Thanks for your interest and for reaching out.

The message "Freezing layer 'model.22.dfl.conv.weight'" is a standard information prompt and does not necessarily indicate an issue. The Ultralytics architecture employs a fine-tuning strategy where some layers may be "frozen" (i.e., their weights are not updated) during the initial stages of training to preserve the pre-trained weights. If you're not intending to freeze any layers and you're seeing this message, it could simply be a part of the model's default training procedure.

Regarding the error you're seeing during Automatic Mixed Precision (AMP) checks, it seems to be stemming from a compatibility issue between the versions of Torch, Torchvision and CUDA you have installed. The error indicates that the NMS operation, which comes from torchvision, can't be run on your current CUDA backend. The versions you have installed may not be compatible, causing this operation to fail.

Here's what you can check:

Be sure to match your software to the requirements and update as necessary. Let us know if this resolves your issue or if you need further assistance.
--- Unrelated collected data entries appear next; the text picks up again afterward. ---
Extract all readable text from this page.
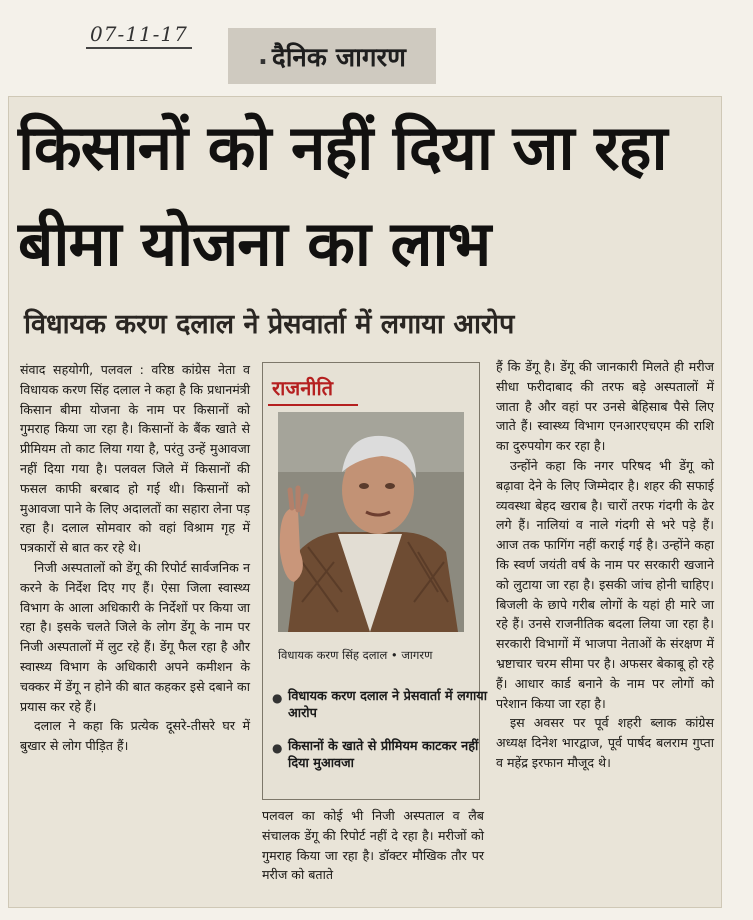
07-11-17
. दैनिक जागरण
किसानों को नहीं दिया जा रहा बीमा योजना का लाभ
विधायक करण दलाल ने प्रेसवार्ता में लगाया आरोप

संवाद सहयोगी, पलवल : वरिष्ठ कांग्रेस नेता व विधायक करण सिंह दलाल ने कहा है कि प्रधानमंत्री किसान बीमा योजना के नाम पर किसानों को गुमराह किया जा रहा है। किसानों के बैंक खाते से प्रीमियम तो काट लिया गया है, परंतु उन्हें मुआवजा नहीं दिया गया है। पलवल जिले में किसानों की फसल काफी बरबाद हो गई थी। किसानों को मुआवजा पाने के लिए अदालतों का सहारा लेना पड़ रहा है। दलाल सोमवार को वहां विश्राम गृह में पत्रकारों से बात कर रहे थे।

निजी अस्पतालों को डेंगू की रिपोर्ट सार्वजनिक न करने के निर्देश दिए गए हैं। ऐसा जिला स्वास्थ्य विभाग के आला अधिकारी के निर्देशों पर किया जा रहा है। इसके चलते जिले के लोग डेंगू के नाम पर निजी अस्पतालों में लुट रहे हैं। डेंगू फैल रहा है और स्वास्थ्य विभाग के अधिकारी अपने कमीशन के चक्कर में डेंगू न होने की बात कहकर इसे दबाने का प्रयास कर रहे हैं।

दलाल ने कहा कि प्रत्येक दूसरे-तीसरे घर में बुखार से लोग पीड़ित हैं।

राजनीति
विधायक करण सिंह दलाल • जागरण
● विधायक करण दलाल ने प्रेसवार्ता में लगाया आरोप
● किसानों के खाते से प्रीमियम काटकर नहीं दिया मुआवजा

पलवल का कोई भी निजी अस्पताल व लैब संचालक डेंगू की रिपोर्ट नहीं दे रहा है। मरीजों को गुमराह किया जा रहा है। डॉक्टर मौखिक तौर पर मरीज को बताते

हैं कि डेंगू है। डेंगू की जानकारी मिलते ही मरीज सीधा फरीदाबाद की तरफ बड़े अस्पतालों में जाता है और वहां पर उनसे बेहिसाब पैसे लिए जाते हैं। स्वास्थ्य विभाग एनआरएचएम की राशि का दुरुपयोग कर रहा है।

उन्होंने कहा कि नगर परिषद भी डेंगू को बढ़ावा देने के लिए जिम्मेदार है। शहर की सफाई व्यवस्था बेहद खराब है। चारों तरफ गंदगी के ढेर लगे हैं। नालियां व नाले गंदगी से भरे पड़े हैं। आज तक फागिंग नहीं कराई गई है। उन्होंने कहा कि स्वर्ण जयंती वर्ष के नाम पर सरकारी खजाने को लुटाया जा रहा है। इसकी जांच होनी चाहिए। बिजली के छापे गरीब लोगों के यहां ही मारे जा रहे हैं। उनसे राजनीतिक बदला लिया जा रहा है। सरकारी विभागों में भाजपा नेताओं के संरक्षण में भ्रष्टाचार चरम सीमा पर है। अफसर बेकाबू हो रहे हैं। आधार कार्ड बनाने के नाम पर लोगों को परेशान किया जा रहा है।

इस अवसर पर पूर्व शहरी ब्लाक कांग्रेस अध्यक्ष दिनेश भारद्वाज, पूर्व पार्षद बलराम गुप्ता व महेंद्र इरफान मौजूद थे।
Happy coding!

Best regards, Glenn Jocher

github-actions[bot] commented 11 months ago

👋 Hello there! We wanted to give you a friendly reminder that this issue has not had any recent activity and may be closed soon, but don't worry - you can always reopen it if needed. If you still have any questions or concerns, please feel free to let us know how we can help.

For additional resources and information, please see the links below:

Feel free to inform us of any other issues you discover or feature requests that come to mind in the future. Pull Requests (PRs) are also always welcomed!
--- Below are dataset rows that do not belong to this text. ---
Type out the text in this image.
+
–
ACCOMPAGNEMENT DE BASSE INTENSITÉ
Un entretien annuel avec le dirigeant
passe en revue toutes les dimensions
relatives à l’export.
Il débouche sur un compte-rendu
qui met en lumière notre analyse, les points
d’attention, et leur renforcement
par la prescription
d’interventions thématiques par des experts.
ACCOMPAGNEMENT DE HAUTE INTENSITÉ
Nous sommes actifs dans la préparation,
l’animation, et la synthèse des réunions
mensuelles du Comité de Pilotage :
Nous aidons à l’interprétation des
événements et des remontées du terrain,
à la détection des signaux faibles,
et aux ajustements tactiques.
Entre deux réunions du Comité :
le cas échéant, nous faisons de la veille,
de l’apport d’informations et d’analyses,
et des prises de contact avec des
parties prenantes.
Thank you for your contributions to YOLO 🚀 and Vision AI ⭐

JasseurHadded1 commented 9 months ago

But it's frozen even if the training is from scratch! In this case the weights of this layer will be just random no?

glenn-jocher commented 9 months ago

@JasseurHadded1 hello,

When training from scratch, it's unusual for layers to be frozen unless specified in the model configuration. If a layer is frozen unintentionally, it could indeed retain its initial random weights throughout training. Please ensure that your model configuration does not include commands to freeze layers if you wish to train all layers from scratch. If the issue persists, it might be a good idea to review the training script and configuration files for any unintended settings.

JasseurHadded1 commented 9 months ago

yes but it's frozen in all cases (it's independent of config parameters)

You can see it here,

https://github.com/ultralytics/ultralytics/blob/c26d4a222fa812c77fcba3cf904165f97f559a0f/ultralytics/engine/trainer.py#L223C15-L223C15

glenn-jocher commented 9 months ago

@JasseurHadded1,

Thank you for pointing this out. The line you're referring to is indeed part of the model's setup process. If the layer is being frozen regardless of the configuration, it could be an oversight or a default behavior that we need to address. We appreciate your vigilance and will review the code to ensure it aligns with the intended functionality. If a change is necessary, we will update the repository accordingly. Your feedback is valuable to the continuous improvement of YOLOv8.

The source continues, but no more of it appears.